Women are conditioned, from a young age, that the natural rite of passage for them is marriage and then, motherhood. That is the course a woman’s life is destined to take, society tells us. Anything that diverges from the path stands to unsettle the equilibrium of a community.

Back then people were apprehensive on my decision and said no one would want to marry someone with this ‘baggage,’” Tandon revealed on reactions to her adoption in the 90s.

Why is a society’s equilibrium dependent on the way women’s lives progress? Are these definitions and laws of being set in stone? Who determines their righteousness? Why must a woman be deterred from exploring other roads at the end of which lie other goals?

Does the timeline of our lives govern our womanhood?

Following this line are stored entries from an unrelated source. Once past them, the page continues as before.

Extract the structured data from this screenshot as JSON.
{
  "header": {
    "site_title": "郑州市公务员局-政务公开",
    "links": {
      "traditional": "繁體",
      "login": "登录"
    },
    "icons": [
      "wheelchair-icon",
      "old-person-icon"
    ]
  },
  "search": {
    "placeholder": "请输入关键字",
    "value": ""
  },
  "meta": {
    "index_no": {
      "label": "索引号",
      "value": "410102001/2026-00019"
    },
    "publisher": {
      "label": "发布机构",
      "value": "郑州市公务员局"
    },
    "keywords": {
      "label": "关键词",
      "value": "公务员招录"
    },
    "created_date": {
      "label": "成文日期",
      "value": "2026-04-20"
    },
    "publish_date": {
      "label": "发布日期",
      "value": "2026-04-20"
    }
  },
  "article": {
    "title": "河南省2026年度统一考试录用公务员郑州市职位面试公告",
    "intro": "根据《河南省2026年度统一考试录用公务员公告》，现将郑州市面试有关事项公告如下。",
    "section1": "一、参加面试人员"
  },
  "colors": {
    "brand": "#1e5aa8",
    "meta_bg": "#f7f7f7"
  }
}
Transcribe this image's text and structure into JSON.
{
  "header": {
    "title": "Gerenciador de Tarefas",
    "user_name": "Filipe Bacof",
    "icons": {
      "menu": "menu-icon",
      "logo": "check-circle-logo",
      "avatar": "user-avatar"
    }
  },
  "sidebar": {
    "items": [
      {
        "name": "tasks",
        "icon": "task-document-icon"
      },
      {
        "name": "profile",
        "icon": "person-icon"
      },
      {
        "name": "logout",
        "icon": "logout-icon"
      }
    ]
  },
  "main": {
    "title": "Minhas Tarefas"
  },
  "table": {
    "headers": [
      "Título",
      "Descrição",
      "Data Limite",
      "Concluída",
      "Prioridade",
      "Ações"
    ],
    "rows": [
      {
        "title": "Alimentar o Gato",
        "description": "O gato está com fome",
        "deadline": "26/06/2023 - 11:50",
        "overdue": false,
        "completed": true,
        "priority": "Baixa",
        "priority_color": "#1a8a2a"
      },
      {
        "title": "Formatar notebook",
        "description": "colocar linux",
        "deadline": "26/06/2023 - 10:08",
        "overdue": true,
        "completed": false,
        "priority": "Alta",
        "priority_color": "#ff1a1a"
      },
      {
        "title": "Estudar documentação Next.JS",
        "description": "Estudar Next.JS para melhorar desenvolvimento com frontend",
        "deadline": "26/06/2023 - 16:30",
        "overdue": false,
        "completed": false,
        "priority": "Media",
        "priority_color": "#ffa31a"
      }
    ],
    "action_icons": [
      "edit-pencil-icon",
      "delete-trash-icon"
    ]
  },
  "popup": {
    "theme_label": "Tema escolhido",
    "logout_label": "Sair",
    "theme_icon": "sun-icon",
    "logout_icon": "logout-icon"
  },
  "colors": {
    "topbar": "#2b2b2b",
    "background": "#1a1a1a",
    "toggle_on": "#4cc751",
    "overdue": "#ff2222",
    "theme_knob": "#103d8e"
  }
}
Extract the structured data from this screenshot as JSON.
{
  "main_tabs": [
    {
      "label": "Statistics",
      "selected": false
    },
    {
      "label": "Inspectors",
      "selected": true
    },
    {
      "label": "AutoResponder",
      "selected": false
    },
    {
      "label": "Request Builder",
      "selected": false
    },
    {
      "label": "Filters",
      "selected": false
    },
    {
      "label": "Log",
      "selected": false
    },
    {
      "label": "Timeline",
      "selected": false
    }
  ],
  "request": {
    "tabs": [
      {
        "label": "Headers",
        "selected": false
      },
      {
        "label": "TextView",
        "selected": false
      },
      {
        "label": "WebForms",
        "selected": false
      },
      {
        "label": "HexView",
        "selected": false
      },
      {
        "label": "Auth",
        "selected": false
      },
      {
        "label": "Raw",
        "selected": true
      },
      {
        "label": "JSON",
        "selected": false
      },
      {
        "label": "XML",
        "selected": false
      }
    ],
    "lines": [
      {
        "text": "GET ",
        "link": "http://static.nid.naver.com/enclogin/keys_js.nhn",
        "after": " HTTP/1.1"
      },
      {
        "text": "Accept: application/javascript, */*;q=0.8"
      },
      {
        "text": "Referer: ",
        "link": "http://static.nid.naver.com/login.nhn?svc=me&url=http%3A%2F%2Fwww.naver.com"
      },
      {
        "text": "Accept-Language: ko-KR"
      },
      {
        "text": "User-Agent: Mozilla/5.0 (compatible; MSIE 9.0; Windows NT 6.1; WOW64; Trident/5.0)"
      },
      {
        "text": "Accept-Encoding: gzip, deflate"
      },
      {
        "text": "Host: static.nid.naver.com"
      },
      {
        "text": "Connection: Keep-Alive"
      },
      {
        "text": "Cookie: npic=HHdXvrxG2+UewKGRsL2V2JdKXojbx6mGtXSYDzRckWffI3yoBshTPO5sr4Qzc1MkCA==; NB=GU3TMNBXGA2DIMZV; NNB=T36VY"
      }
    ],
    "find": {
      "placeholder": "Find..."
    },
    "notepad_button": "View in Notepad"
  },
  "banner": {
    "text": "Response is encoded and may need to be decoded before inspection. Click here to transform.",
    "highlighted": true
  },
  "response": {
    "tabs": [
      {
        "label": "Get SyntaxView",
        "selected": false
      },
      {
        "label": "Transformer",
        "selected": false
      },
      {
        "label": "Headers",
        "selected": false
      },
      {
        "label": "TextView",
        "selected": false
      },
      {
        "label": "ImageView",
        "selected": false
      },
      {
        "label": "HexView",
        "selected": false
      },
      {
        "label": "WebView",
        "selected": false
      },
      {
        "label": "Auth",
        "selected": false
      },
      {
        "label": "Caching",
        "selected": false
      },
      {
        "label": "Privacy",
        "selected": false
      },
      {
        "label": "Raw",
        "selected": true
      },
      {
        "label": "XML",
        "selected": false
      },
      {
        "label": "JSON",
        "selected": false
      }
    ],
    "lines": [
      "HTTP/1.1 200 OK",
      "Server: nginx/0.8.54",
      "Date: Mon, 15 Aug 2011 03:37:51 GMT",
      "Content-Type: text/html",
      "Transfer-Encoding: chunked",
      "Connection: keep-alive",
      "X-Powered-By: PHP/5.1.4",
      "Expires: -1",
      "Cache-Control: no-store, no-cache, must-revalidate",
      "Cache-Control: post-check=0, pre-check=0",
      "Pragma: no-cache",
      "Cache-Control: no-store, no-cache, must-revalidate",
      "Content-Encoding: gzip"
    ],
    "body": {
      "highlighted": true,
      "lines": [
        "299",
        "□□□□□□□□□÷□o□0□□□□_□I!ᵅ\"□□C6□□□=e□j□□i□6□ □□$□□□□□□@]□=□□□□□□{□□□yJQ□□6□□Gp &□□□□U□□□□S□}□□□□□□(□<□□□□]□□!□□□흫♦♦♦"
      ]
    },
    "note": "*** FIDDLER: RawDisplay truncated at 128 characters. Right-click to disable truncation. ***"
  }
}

Did Tandon’s voluntary motherhood – that too by way of adoption, a route still marred with uncertainty and a perception of “unnaturalness” – prevent her from a successful career? Did it come in the way of her marriage years later? Does it raise questions on her womanhood?

No. It only enriched, evident by how she has gushed about it over the years.

“My daughters are my best friends. I remember, when I got married, they were the ones who sat in the car and led me to the mandap. And now, I got the chance to walk them down the aisle. It is such a special feeling,” she told HT in 2016.

And today, in an Instagram post, she wished Chhaya a happy birthday, saying, “You are the best thing that happened to me.”

Tandon proves – as do so many others like her every single day – that when agency, choice and belief are exercised even in the face of resistance and judgment as big as a whole country, nothing can bring a woman down.

Views expressed are the author’s own.